Which left Rhea’s husband.
But Rand was only just back from orbit. Returning to space for another three-month shift this soon would raise his total free-fall time to six months in one calendar year: very likely enough time for his body to begin adapting—completely and permanently—to zero gravity. It would take fourteen months for the transition to be finished… but deleterious metabolic changes often began much sooner. If they asked him to replace Pribhara now, the competition was over: they would have to give him the permanent position to forestall a costly lawsuit.
The Shimizu management had little choice. And Rand’s first season had been the most well-received of the four so far. So they had sent word, through his half brother, Jay. The job was his if he wanted it—along with a scandalous salary, outrageous perks, immense cachet and luxury accommodations in-house for himself and his wife and daughter. For life—which was how long they would need them.
Rhea hated the very thought of moving.
And if she were going to move, space was the very last place she’d pick. The only one-way ticket there was. Fourteen months or more in space, and you had to stay there forever. You couldn’t even hope to go back home again someday…
Worse, Rand knew all this. Or at least, he should have known.

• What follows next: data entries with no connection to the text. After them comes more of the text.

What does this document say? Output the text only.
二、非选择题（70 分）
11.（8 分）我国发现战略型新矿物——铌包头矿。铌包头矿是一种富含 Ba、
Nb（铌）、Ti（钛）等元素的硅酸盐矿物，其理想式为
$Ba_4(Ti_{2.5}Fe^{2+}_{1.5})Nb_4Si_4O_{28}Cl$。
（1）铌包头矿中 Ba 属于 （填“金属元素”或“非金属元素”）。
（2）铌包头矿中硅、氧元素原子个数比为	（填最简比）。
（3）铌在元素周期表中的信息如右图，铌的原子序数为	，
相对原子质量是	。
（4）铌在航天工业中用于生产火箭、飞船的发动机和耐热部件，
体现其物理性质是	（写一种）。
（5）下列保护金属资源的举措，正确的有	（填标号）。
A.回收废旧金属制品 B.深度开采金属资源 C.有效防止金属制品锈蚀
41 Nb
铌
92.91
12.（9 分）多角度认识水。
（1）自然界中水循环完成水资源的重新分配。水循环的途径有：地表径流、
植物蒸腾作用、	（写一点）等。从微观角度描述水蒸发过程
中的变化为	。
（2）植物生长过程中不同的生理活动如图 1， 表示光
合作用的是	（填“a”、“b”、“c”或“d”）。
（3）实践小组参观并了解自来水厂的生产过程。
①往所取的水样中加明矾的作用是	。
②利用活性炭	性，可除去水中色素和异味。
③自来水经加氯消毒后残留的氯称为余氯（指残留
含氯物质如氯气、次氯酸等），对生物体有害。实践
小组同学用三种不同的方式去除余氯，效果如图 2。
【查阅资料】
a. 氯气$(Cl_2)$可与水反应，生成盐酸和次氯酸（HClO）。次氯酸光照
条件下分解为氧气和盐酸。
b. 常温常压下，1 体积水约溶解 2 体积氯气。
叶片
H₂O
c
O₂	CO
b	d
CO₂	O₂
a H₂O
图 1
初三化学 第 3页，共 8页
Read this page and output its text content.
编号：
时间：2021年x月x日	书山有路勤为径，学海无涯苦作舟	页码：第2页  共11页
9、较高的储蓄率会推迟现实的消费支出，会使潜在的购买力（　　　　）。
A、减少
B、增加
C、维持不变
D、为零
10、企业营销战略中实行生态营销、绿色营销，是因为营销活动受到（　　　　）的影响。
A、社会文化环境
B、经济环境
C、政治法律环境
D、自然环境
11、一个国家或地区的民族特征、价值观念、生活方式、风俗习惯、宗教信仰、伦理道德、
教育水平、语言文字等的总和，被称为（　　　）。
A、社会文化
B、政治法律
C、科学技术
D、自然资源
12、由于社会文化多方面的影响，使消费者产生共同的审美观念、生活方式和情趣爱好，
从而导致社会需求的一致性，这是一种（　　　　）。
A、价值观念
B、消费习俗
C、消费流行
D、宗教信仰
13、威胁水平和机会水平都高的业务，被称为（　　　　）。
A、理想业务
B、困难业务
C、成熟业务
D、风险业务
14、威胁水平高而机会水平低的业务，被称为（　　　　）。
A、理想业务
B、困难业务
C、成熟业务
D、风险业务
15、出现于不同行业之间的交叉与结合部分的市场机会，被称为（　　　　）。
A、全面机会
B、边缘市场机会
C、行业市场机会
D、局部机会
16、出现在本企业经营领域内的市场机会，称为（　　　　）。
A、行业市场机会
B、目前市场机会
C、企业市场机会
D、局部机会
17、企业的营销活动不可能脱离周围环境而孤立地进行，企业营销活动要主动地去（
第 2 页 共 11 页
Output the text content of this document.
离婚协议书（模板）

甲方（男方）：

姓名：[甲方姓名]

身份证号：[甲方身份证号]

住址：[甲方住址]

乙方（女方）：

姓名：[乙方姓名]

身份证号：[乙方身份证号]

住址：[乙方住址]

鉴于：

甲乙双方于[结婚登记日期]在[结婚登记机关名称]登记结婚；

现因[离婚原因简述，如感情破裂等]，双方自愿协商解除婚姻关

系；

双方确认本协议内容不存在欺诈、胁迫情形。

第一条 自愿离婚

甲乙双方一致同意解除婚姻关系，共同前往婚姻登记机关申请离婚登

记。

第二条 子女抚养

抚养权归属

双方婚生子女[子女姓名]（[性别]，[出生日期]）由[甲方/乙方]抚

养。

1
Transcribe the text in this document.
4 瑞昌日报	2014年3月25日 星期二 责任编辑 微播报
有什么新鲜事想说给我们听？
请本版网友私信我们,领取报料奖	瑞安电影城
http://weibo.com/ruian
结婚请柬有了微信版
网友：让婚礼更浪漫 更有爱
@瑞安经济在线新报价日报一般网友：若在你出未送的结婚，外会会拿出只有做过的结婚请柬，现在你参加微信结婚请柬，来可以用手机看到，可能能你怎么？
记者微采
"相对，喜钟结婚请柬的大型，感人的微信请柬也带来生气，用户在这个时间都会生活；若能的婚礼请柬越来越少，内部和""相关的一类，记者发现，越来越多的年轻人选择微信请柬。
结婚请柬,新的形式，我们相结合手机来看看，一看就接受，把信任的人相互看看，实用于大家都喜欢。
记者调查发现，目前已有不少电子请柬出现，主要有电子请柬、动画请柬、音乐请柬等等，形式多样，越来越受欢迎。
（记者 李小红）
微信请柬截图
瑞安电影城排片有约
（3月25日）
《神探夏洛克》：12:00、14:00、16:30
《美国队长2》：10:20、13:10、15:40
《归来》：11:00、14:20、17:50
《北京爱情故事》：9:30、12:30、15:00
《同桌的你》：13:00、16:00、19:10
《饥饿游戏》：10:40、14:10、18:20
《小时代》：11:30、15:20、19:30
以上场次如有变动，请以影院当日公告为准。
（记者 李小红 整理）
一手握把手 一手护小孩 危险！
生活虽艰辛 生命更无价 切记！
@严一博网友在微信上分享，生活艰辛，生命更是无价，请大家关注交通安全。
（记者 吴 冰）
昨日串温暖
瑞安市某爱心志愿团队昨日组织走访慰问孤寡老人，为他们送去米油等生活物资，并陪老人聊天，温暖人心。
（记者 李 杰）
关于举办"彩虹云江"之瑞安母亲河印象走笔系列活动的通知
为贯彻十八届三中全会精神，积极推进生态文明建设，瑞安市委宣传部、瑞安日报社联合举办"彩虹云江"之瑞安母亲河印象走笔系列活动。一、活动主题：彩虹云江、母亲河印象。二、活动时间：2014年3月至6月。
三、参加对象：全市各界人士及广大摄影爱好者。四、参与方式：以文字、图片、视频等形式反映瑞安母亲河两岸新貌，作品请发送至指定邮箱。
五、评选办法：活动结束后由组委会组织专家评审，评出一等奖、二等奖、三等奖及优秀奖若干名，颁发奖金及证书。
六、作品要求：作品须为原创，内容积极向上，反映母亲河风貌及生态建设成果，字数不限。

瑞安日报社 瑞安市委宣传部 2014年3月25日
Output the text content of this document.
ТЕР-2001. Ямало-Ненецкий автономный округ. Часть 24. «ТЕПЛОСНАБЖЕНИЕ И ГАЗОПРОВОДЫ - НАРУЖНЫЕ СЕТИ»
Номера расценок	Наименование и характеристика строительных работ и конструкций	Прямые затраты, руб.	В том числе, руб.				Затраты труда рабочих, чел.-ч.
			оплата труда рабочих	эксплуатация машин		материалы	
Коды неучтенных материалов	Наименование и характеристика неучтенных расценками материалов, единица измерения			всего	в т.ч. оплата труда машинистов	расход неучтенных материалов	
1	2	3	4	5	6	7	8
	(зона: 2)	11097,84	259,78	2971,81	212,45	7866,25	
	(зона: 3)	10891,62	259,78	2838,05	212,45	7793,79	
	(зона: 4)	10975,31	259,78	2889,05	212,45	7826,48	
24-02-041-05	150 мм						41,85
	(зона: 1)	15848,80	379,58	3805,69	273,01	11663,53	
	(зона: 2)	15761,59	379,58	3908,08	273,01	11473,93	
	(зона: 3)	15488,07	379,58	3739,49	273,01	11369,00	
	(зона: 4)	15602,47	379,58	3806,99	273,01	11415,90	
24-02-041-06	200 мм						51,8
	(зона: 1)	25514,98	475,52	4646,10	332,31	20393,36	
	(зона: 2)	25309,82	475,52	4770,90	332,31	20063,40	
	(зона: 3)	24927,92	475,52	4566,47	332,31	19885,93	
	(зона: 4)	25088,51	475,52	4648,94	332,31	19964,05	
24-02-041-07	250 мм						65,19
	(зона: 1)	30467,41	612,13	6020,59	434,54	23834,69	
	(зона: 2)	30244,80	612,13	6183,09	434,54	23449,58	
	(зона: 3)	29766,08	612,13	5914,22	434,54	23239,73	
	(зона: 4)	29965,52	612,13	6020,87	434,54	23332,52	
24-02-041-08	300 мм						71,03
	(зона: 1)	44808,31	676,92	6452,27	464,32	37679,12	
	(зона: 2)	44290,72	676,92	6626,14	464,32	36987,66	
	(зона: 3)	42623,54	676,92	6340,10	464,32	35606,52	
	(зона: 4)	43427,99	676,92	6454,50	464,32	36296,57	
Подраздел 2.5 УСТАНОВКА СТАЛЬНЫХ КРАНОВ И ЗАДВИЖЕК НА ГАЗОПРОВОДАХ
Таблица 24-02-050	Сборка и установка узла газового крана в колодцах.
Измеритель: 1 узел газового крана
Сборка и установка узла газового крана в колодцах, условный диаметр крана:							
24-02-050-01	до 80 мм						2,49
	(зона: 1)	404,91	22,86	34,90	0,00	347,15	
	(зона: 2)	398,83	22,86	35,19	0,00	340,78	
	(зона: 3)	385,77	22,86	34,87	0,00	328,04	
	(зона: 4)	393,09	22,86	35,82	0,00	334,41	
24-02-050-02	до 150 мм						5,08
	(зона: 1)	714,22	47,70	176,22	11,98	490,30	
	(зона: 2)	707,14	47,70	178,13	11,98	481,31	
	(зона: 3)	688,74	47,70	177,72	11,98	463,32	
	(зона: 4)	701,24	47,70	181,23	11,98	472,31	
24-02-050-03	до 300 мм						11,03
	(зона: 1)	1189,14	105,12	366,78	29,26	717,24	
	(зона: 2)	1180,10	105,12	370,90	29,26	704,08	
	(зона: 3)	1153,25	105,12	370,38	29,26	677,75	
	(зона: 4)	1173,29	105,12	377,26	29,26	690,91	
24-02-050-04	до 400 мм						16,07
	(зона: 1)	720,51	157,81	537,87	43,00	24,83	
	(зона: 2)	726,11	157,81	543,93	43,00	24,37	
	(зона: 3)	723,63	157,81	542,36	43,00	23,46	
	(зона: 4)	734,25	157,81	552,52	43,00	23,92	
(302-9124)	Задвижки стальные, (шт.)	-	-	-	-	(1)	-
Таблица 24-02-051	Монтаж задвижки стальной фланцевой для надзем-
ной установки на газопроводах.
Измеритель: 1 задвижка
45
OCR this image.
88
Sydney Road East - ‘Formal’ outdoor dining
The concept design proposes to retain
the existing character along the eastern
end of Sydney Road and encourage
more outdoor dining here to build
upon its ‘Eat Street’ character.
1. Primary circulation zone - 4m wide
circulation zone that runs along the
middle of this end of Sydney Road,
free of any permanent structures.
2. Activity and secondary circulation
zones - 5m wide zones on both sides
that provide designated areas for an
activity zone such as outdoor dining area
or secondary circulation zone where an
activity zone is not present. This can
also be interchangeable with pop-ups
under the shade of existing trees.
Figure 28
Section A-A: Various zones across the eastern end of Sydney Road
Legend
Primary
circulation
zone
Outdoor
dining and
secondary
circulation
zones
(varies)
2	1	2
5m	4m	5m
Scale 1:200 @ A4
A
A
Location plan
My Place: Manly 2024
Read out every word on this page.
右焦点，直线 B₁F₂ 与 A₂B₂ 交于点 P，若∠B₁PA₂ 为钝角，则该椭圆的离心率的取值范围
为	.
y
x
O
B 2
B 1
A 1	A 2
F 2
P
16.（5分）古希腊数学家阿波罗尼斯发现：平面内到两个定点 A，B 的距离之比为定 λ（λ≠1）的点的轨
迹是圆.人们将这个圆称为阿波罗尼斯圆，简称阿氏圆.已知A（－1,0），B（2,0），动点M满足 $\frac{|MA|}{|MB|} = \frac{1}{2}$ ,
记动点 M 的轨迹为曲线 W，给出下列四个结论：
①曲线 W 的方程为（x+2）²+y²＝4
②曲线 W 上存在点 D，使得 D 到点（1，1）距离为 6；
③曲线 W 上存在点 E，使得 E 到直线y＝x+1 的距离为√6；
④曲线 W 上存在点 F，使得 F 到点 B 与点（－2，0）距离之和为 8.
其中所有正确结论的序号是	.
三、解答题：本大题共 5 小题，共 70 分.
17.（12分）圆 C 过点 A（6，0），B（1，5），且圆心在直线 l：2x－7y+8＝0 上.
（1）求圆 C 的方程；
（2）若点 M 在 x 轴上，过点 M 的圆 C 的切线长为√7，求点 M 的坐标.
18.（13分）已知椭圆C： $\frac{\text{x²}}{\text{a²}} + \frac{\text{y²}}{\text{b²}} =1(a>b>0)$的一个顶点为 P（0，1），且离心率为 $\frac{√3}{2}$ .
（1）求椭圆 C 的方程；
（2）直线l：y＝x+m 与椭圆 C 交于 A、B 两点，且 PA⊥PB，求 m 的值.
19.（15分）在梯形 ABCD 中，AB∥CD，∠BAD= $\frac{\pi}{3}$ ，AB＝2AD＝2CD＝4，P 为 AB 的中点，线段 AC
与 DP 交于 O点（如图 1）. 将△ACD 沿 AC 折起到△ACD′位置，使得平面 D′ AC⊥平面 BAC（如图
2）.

A decade ago, he had solemnly promised Rhea—as a condition of marriage—that he would never ask her to move away from her beloved P-Town, from her home and family and roots.
When he had first mentioned the possibility of this job, she had been shocked and hurt. But she had not reminded him of his promise… partly because she loved her husband and knew how badly he wanted the job, and mostly because she knew in her heart that there was no way Rand would ever actually be offered it. That had been clear to her from the start. For one thing, his blood relationship with Jay would work against him—allowing disgruntled losers to cry nepotism. For another, he was the most talented of the four—traditionally a handicap. To nail it down, he was by far the least political—traditionally the kiss of death.
Ironically, it was that which had clinched the deal. Mazurski and Choy each had a powerful and influential clique of friends, skilled at vicious infighting: they canceled each other out. Rand was the only choice everybody could (barely) live with. And so it was the very same aspect of her husband’s character which had in fact won him the job that caused Rhea to say to him now so injudiciously, “You won?”
The ensuing quarrel was so satisfactory a diversion that it was a full hour before they got around to the actual argument they had been avoiding for over a year now.
“God dammit, Rhea, just tell me: what’s so awful about space?”
“What’s so fucking good about it?”
“Are you kidding? Sterile environment, pure air, pure water, perfect weather all day every day, no crime, no dirt, longer lifespan—and weightlessness! You don’t know, honey, you haven’t been there long enough to get a feeling for it; everything is so easy and convenient and restful in space. Nothing is too heavy to lift, nobody’s a weakling, your back never hurts. And the freedom! Freedom from the boredom and tyranny of up and down, freedom to live in three dimensions for a change! To use all of a room instead of just the bottom half—to see things from different angles all the time—to let go of something and not be afraid gravity’s going to smash it against the wall by your feet. Put that all together, throw in a better class of neighbors and the best view God ever made, and it doesn’t sound half bad to me.”